Mullen Discusses Initiatives, Progress in First Podcast
By Jim Garamone
American Forces Press Service
WASHINGTON, Nov. 3, 2007 The chairman of the Joint Chiefs of Staff reported on progress in his three initiatives yesterday during an interview for his first “podcast” as chairman.
Navy Adm. Michael G. Mullen had done regular podcasts when he served as Chief of Naval Operations and said he plans on continuing the practice as chairman. He assumed the position Oct. 1.
Developing a military strategy for the Middle East is top priority, Mullen said, and the United States has clear vital national interests in stability in the region.
“That is clearly a part of the world that needs our continued focus,” the chairman said.
“It’s very important that we continue to focus on Iraq and Afghanistan, but it’s larger than that,” Mullen said. “Certainly there are significant challenges being continuously raised by Iran. There is this concerted effort on the part of our government to work the Israeli-Palestinian issue. We’ve had some challenges with Syria.”
The chairman said any strategy for the region must encourage the moderate countries in the region and strengthen the important friends the country has in the Persian Gulf.
“The idea is to have a military strategy across the full capabilities that we have and to do so in a way to stabilize that part of the world,” he said.
The chairman’s second priority is to reset, revitalize and reconstitute U.S. armed forces – especially the Army and Marine Corps. The ground forces have been “very pressed” since September 11, 2001 and they will continue to be worked hard for the foreseeable future, he said.
The chairman said he will look for ways to relieve the stress the forces face. While people are paramount, there are other considerations, he said.
“It’s not just about people,” he said. “It’s about training and equipping now, and in the future as well. So when I talk reset, revitalize and reconstitute I want to talk and focus on all three of those aspects: people, training and equipment.”
The military cannot concentrate on the Middle East and Central Asia to the exclusion of the rest of the world, Mullen said. The military needs to “balance or re-balance” the risks worldwide. The U.S. military has challenges and responsibilities worldwide.
“I want to look to balance these risks given the commitments we have and the challenging world that we’re living in,” he said.
The first trip the chairman took was to Iraq and Afghanistan. He said it was important to him that those were his first destinations.
“I found our troops just performing magnificently with good morale,” he said. “(They were) carrying out their missions with great pride, making a difference. Yet they are tired.”
The chairman met troops in the 14th month of a 15-month deployment.

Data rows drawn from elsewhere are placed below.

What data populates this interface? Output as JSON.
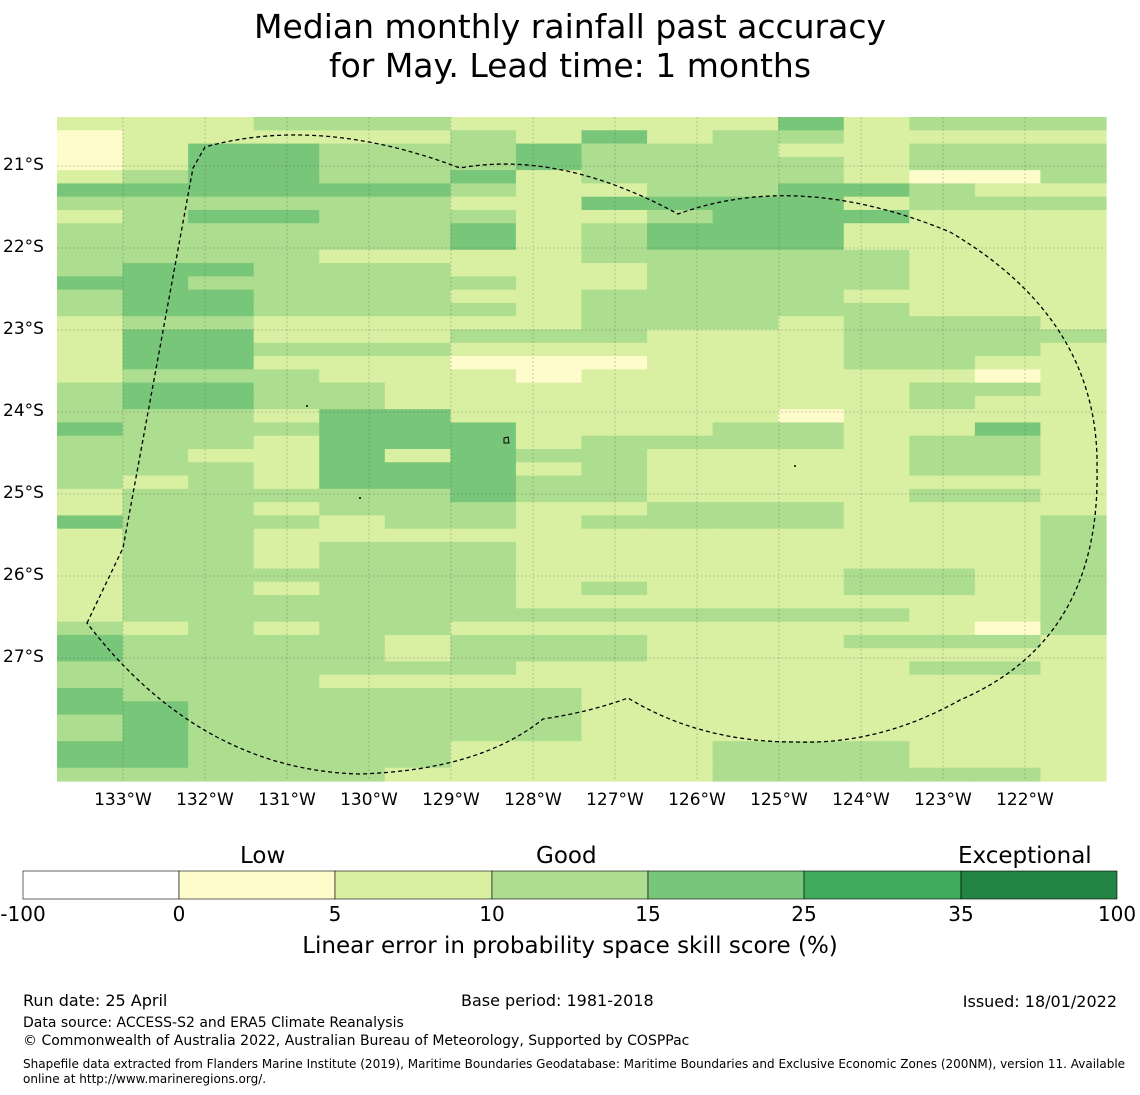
{
  "title": {
    "line1": "Median monthly rainfall past accuracy",
    "line2": "for May. Lead time: 1 months"
  },
  "map": {
    "y_labels": [
      "21°S",
      "22°S",
      "23°S",
      "24°S",
      "25°S",
      "26°S",
      "27°S"
    ],
    "x_labels": [
      "133°W",
      "132°W",
      "131°W",
      "130°W",
      "129°W",
      "128°W",
      "127°W",
      "126°W",
      "125°W",
      "124°W",
      "123°W",
      "122°W"
    ],
    "legend_categories": {
      "0": "#ffffff",
      "1": "#fffccc",
      "2": "#d9f0a3",
      "3": "#addd8e",
      "4": "#78c679",
      "5": "#41ab5d",
      "6": "#238443"
    },
    "grid": [
      "2223332222242333",
      "1222223242332222",
      "1244333433322333",
      "1244333433332333",
      "2344334233332113",
      "4444443223344322",
      "3333332244442333",
      "2344333223444222",
      "3333334234442222",
      "3333334234442222",
      "3333222233333222",
      "3443332223333222",
      "4433333223333222",
      "3443332233332222",
      "3443333233333222",
      "2332222233323332",
      "2442223332223333",
      "2443332222223332",
      "2442221112223322",
      "2333222122222212",
      "3443322222222332",
      "3443322222222322",
      "3332442222212222",
      "4333444222332242",
      "3332444233332332",
      "3322424332222332",
      "3332444232222332",
      "3232444332222222",
      "2333334332222332",
      "2332333223332222",
      "4333233233332223",
      "2332222222222223",
      "2332333222222223",
      "2332333222222223",
      "2333333222223323",
      "2332333232223323",
      "2333333222222223",
      "2333333333333223",
      "3232332222222213",
      "4333323332223332",
      "4333323332222222",
      "3333333222222332",
      "3333222222222222",
      "4333333322222222",
      "4433333322222222",
      "3433333322222222",
      "3433333322222222",
      "4433332222333222",
      "4433332222333222",
      "3333322222333332"
    ]
  },
  "colorbar": {
    "categories": [
      "Low",
      "Good",
      "Exceptional"
    ],
    "ticks": [
      "-100",
      "0",
      "5",
      "10",
      "15",
      "25",
      "35",
      "100"
    ],
    "label": "Linear error in probability space skill score (%)",
    "colors": [
      "#ffffff",
      "#fffccc",
      "#d9f0a3",
      "#addd8e",
      "#78c679",
      "#41ab5d",
      "#238443"
    ]
  },
  "footer": {
    "run_date": "Run date: 25 April",
    "base_period": "Base period: 1981-2018",
    "issued": "Issued: 18/01/2022",
    "data_source": "Data source: ACCESS-S2 and ERA5 Climate Reanalysis",
    "copyright": "© Commonwealth of Australia 2022, Australian Bureau of Meteorology, Supported by COSPPac",
    "shapefile_line1": "Shapefile data extracted from Flanders Marine Institute (2019), Maritime Boundaries Geodatabase: Maritime Boundaries and Exclusive Economic Zones (200NM), version 11. Available",
    "shapefile_line2": "online at http://www.marineregions.org/."
  }
}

“I can’t overstate how great they’ve been in carrying out the mission they’ve been asked to do,” he said. He said the 15-month deployments are long. Most of the soldiers will have a dwell-time at home for a year and then will go back to a combat zone. “I believe, we’ve got to move from this 15-month deployment and 12 months back to 12-month deployments and 15 months back, as soon as possible,” he said.
The chairman also traveled Fort Sill, Okla., and Fort Riley, Kan., to meet with soldiers, especially mid-level NCOs and officers.
“They are looking for a break. They want to spend time with their families. They love what they’re doing, yet they have long-term concerns as to whether this is the right career path for them,” the chairman said. “I tell them this is the most combat-hardened force that we have ever had. They are so valuable. They are the seeds for getting our Army and Marine Corps, Navy and Air Force right for the future.”
Mullen said he wants servicemembers to know that Defense Department leaders understand and acknowledge these problems and challenges exist, “and we’re doing a lot to work on them to solve them, to get it right for their future so that we get it right for the future of our armed forces.”
Families are a continued focus for Mullen and other military leaders.
“We have to take into consideration families’ needs when we move people around or we don’t move people around,” he said. “We have to give them more stability.”
The military needs to provide more stability and more predictability, “as best we can do that in what is a pretty unpredictable world,” Mullen said. “We have to take families into account as we make career decisions about where we move soldiers. So many young officers I spoke to last week in Fort Riley and Sill had moved several times. That’s tough for the families.”